Note: This post has been automatically imported from my old blog. Formatting may be incorrect.
I'm not exactly sure what made me think of this, but the other day while on a medium-length drive I realized that driving can be thought of as a low-pass filter on speed: The amount of time it will take you to get to the destination is much more affected by the slow but long-lasting changes in speed and not on the quick but oscillatory changes. Pursuing this line of thought further (the drive was pretty long), I realized that car-sickness can be thought of as a high-pass filter on speed: slow, long-lasting changes don't matter, but quick oscillatory ones have a big effect. I spent quite some time turning this over in my head, including recognizing the fact that the speed-time relation involved integrating speed and the speed-sickness relation involved differentiating it, and it was honestly a joy to find such a simple little connection.
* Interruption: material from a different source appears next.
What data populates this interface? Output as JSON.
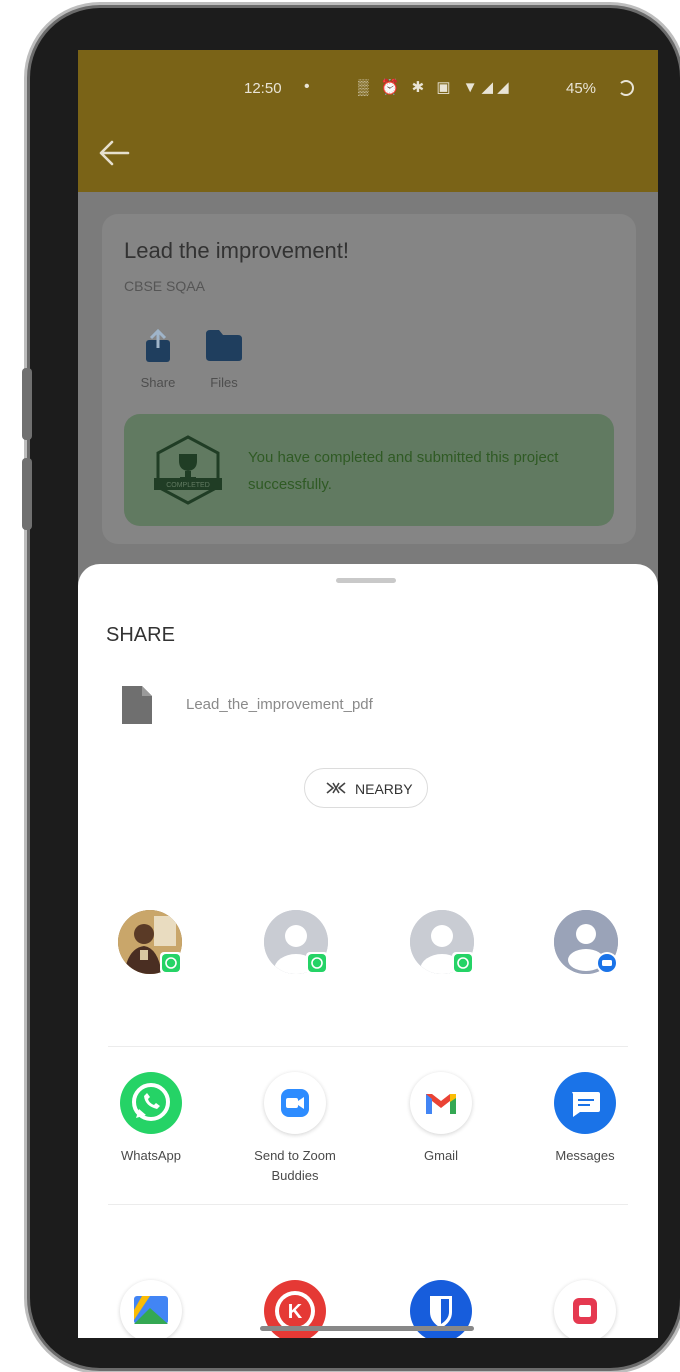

Really, though, it was a good demonstration for me of the power of integration (philosophical, not mathematical!).
Before making the (quite unexpected) connection between an abstract concept from signal analysis theory and a concrete daily action, I understood what filters were and how they worked, and I had a strong grasp on how changes in my driving speed would affect my overall trip, but now I can use the knowledge I have from both fields and apply it to both. When considering filters, I can concretize problems by relating them back to my very perceptual experiences with driving. On the flip side, if I ever want to take a more intellectual approach to driving (which I doubt will happen, but it might), I will be able to use my experience with signal theory to solve problems like "What's the best way to get to the destination quickly without making Alyssa sick?"
In the scheme of things, this integration was quite unimportant. But it really hammered home to me the fact that integration really is a (the?) vital cognitive tool in a really neat, fun way.